Based in our Rochester, NH facility, the Quality Engineer supports the Quality Management System (QMS) to ensure compliance with the regulatory and procedural requirements in the manufacture of single-use disposable medical products for NextPhase’s customers. The Quality Engineer will assist the assigned Value Stream Business Unit in the establishment and implementation of programs designed to assure control of processes and products toward the established standards of quality under NextPhase’s QMS.


  • Understand and ensure compliance with the ISO 13485:2016, 21 CFR Section 820, MDD, and NextPhase Quality System requirements
  • Act as the NextPhase quality interface for assigned customers and suppliers.
  • Monitor customer complaints and trends. Respond as needed for failure investigation and specific corrective actions.
  • As the Quality technical lead of a Value Stream Team, provide quality support to existing product/process issues, including NCMR’s, MRB, root cause analysis, Deviations, test procedures, and protocols.
  • Conducts risk analysis for products and processes being transferred, following guidance under ISO 14971.
  • Create Quality Plans and Master Validation Plans in support of customer product implementation.
  • Develops verification and validation protocols supporting the implementation of products and processes into NextPhase’s clean room production environment.
  • Manage customer deliverables and quality documents to an approved/released state.
  • Active participant in customer business reviews, presenting key performance metrics.
  • Supports audits performed by Notified Body and customers. Will perform/participate in audits of NextPhase suppliers as required.
  • Investigation and correction of internal, customer, and supplier quality issues.
  • Coordinate efforts with Engineering and Manufacturing for the establishment of controls, which support current product designs, and process capabilities for assigned product lines.
  • Lead product, process, and component root cause failure analysis with Engineering counterpart.
  • Drive the CAPA process to completion on assigned corrective and preventive actions.
  • Evaluation and approval of proposed changes to the NXP Quality Management System, validations, and deviations.

 Other Duties:

Please note this job description is not designed to cover or contain a comprehensive listing of activities, duties or responsibilities that are required of the employee for this job.

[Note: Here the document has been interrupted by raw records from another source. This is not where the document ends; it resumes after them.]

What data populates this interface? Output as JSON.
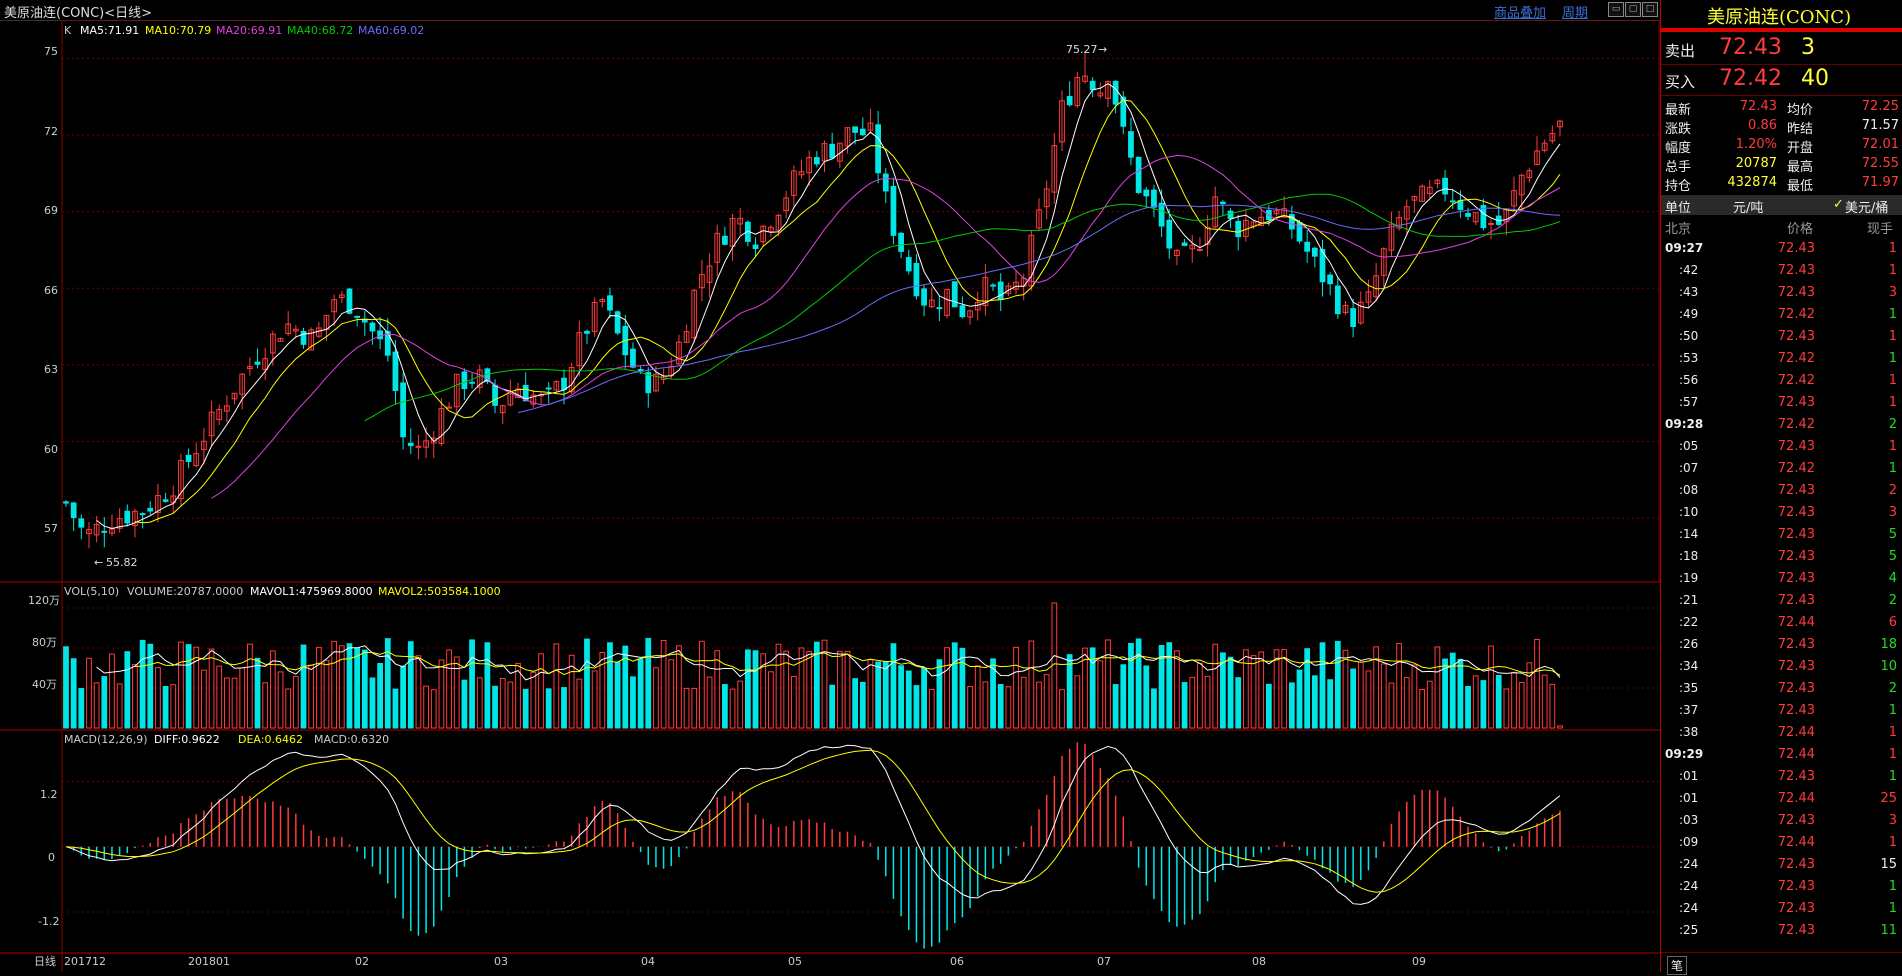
{
  "window": {
    "title": "美原油连(CONC)<日线>",
    "links": [
      "商品叠加",
      "周期"
    ]
  },
  "header_legend": {
    "k": "K",
    "ma5": "MA5:71.91",
    "ma10": "MA10:70.79",
    "ma20": "MA20:69.91",
    "ma40": "MA40:68.72",
    "ma60": "MA60:69.02"
  },
  "colors": {
    "up": "#ff3b3b",
    "down": "#00e6e6",
    "ma5": "#ffffff",
    "ma10": "#ffff00",
    "ma20": "#e040e0",
    "ma40": "#00cc00",
    "ma60": "#6b6bff",
    "grid": "#6b0000"
  },
  "price_axis": {
    "labels": [
      "75",
      "72",
      "69",
      "66",
      "63",
      "60",
      "57"
    ]
  },
  "annotations": {
    "high": "75.27",
    "low": "55.82"
  },
  "volume": {
    "legend_a": "VOL(5,10)",
    "legend_b": "VOLUME:20787.0000",
    "legend_c": "MAVOL1:475969.8000",
    "legend_d": "MAVOL2:503584.1000",
    "axis": [
      "120万",
      "80万",
      "40万"
    ]
  },
  "macd": {
    "legend_a": "MACD(12,26,9)",
    "legend_b": "DIFF:0.9622",
    "legend_c": "DEA:0.6462",
    "legend_d": "MACD:0.6320",
    "axis": [
      "1.2",
      "0",
      "-1.2"
    ]
  },
  "date_axis": {
    "period": "日线",
    "labels": [
      "201712",
      "201801",
      "02",
      "03",
      "04",
      "05",
      "06",
      "07",
      "08",
      "09"
    ]
  },
  "chart_data": {
    "type": "candlestick",
    "title": "美原油连(CONC)<日线>",
    "ylim": [
      54.5,
      76.5
    ],
    "high": 75.27,
    "low": 55.82,
    "volume_ylim": [
      0,
      1300000
    ],
    "macd_ylim": [
      -1.9,
      2.0
    ]
  },
  "quote": {
    "name": "美原油连(CONC)",
    "sell_label": "卖出",
    "sell_price": "72.43",
    "sell_vol": "3",
    "buy_label": "买入",
    "buy_price": "72.42",
    "buy_vol": "40",
    "stats": [
      {
        "l": "最新",
        "v": "72.43",
        "l2": "均价",
        "v2": "72.25"
      },
      {
        "l": "涨跌",
        "v": "0.86",
        "l2": "昨结",
        "v2": "71.57"
      },
      {
        "l": "幅度",
        "v": "1.20%",
        "l2": "开盘",
        "v2": "72.01"
      },
      {
        "l": "总手",
        "v": "20787",
        "l2": "最高",
        "v2": "72.55"
      },
      {
        "l": "持仓",
        "v": "432874",
        "l2": "最低",
        "v2": "71.97"
      }
    ],
    "unit_label": "单位",
    "unit_cny": "元/吨",
    "unit_usd": "美元/桶",
    "unit_check": "✓",
    "tick_headers": [
      "北京",
      "价格",
      "现手"
    ],
    "ticks": [
      {
        "t": "09:27",
        "p": "72.43",
        "v": "1",
        "c": "red",
        "b": true
      },
      {
        "t": ":42",
        "p": "72.43",
        "v": "1",
        "c": "red"
      },
      {
        "t": ":43",
        "p": "72.43",
        "v": "3",
        "c": "red"
      },
      {
        "t": ":49",
        "p": "72.42",
        "v": "1",
        "c": "grn"
      },
      {
        "t": ":50",
        "p": "72.43",
        "v": "1",
        "c": "red"
      },
      {
        "t": ":53",
        "p": "72.42",
        "v": "1",
        "c": "grn"
      },
      {
        "t": ":56",
        "p": "72.42",
        "v": "1",
        "c": "red"
      },
      {
        "t": ":57",
        "p": "72.43",
        "v": "1",
        "c": "red"
      },
      {
        "t": "09:28",
        "p": "72.42",
        "v": "2",
        "c": "grn",
        "b": true
      },
      {
        "t": ":05",
        "p": "72.43",
        "v": "1",
        "c": "red"
      },
      {
        "t": ":07",
        "p": "72.42",
        "v": "1",
        "c": "grn"
      },
      {
        "t": ":08",
        "p": "72.43",
        "v": "2",
        "c": "red"
      },
      {
        "t": ":10",
        "p": "72.43",
        "v": "3",
        "c": "red"
      },
      {
        "t": ":14",
        "p": "72.43",
        "v": "5",
        "c": "grn"
      },
      {
        "t": ":18",
        "p": "72.43",
        "v": "5",
        "c": "grn"
      },
      {
        "t": ":19",
        "p": "72.43",
        "v": "4",
        "c": "grn"
      },
      {
        "t": ":21",
        "p": "72.43",
        "v": "2",
        "c": "grn"
      },
      {
        "t": ":22",
        "p": "72.44",
        "v": "6",
        "c": "red"
      },
      {
        "t": ":26",
        "p": "72.43",
        "v": "18",
        "c": "grn"
      },
      {
        "t": ":34",
        "p": "72.43",
        "v": "10",
        "c": "grn"
      },
      {
        "t": ":35",
        "p": "72.43",
        "v": "2",
        "c": "grn"
      },
      {
        "t": ":37",
        "p": "72.43",
        "v": "1",
        "c": "grn"
      },
      {
        "t": ":38",
        "p": "72.44",
        "v": "1",
        "c": "red"
      },
      {
        "t": "09:29",
        "p": "72.44",
        "v": "1",
        "c": "red",
        "b": true
      },
      {
        "t": ":01",
        "p": "72.43",
        "v": "1",
        "c": "grn"
      },
      {
        "t": ":01",
        "p": "72.44",
        "v": "25",
        "c": "red"
      },
      {
        "t": ":03",
        "p": "72.43",
        "v": "3",
        "c": "red"
      },
      {
        "t": ":09",
        "p": "72.44",
        "v": "1",
        "c": "red"
      },
      {
        "t": ":24",
        "p": "72.43",
        "v": "15",
        "c": "wht"
      },
      {
        "t": ":24",
        "p": "72.43",
        "v": "1",
        "c": "grn"
      },
      {
        "t": ":24",
        "p": "72.43",
        "v": "1",
        "c": "grn"
      },
      {
        "t": ":25",
        "p": "72.43",
        "v": "11",
        "c": "grn"
      }
    ],
    "bottom_tab": "笔"
  }
}
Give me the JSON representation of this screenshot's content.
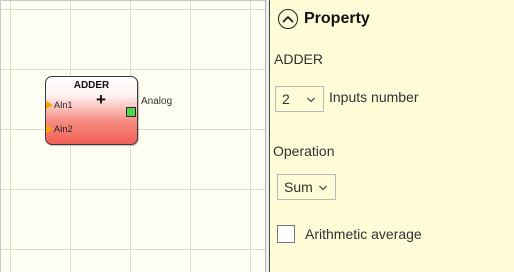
{
  "canvas": {
    "block": {
      "title": "ADDER",
      "operator_symbol": "+",
      "inputs": [
        "AIn1",
        "AIn2"
      ],
      "output_label": "Analog",
      "colors": {
        "input_pin": "#f5a800",
        "output_pin": "#4fd64f",
        "body": "#f25a50"
      }
    }
  },
  "property_panel": {
    "title": "Property",
    "block_name": "ADDER",
    "inputs_number": {
      "value": "2",
      "label": "Inputs number"
    },
    "operation": {
      "label": "Operation",
      "value": "Sum"
    },
    "arithmetic_average": {
      "label": "Arithmetic average",
      "checked": false
    },
    "background_color": "#fffcd8"
  }
}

Duties, responsibilities, and activities may change at any time with or without notice.

Required Skills, Knowledge, and Experience:

  • Comprehensive understanding of ISO 13485:2016 and FDA Quality System Regulations (QSR) under 21CFR Sec. 820 as they pertain to the production of medical devices.
  • EEC Medical Device Directives and any necessary product-specific applicable standards
  • Complete understanding of ISO 14971 Risk and Hazard Assessment
  • Strong statistical analysis skills with the ability to analyze and interpret data utilizing Minitab software.
  • Ability to conduct Root Cause Analysis using Fishbone Diagrams and/or Fault Tree Analysis.
  • Must possess strong written and verbal communication skills.
  • Competent in Microsoft Office Suite, including Word, Excel, Power Point, and Visio.
  • Good presentation and training skills.

Education, Certification, and Experience:

  • BS in engineering, biology or related science.
  • 2-5 years of medical device manufacturing experience as a Quality Engineer.
  • Certificate in one or both preferred: CQE, CQA.

Physical Demands:

  • Ability to lift 40 pounds.
  • Sitting and working on a computer for extended periods.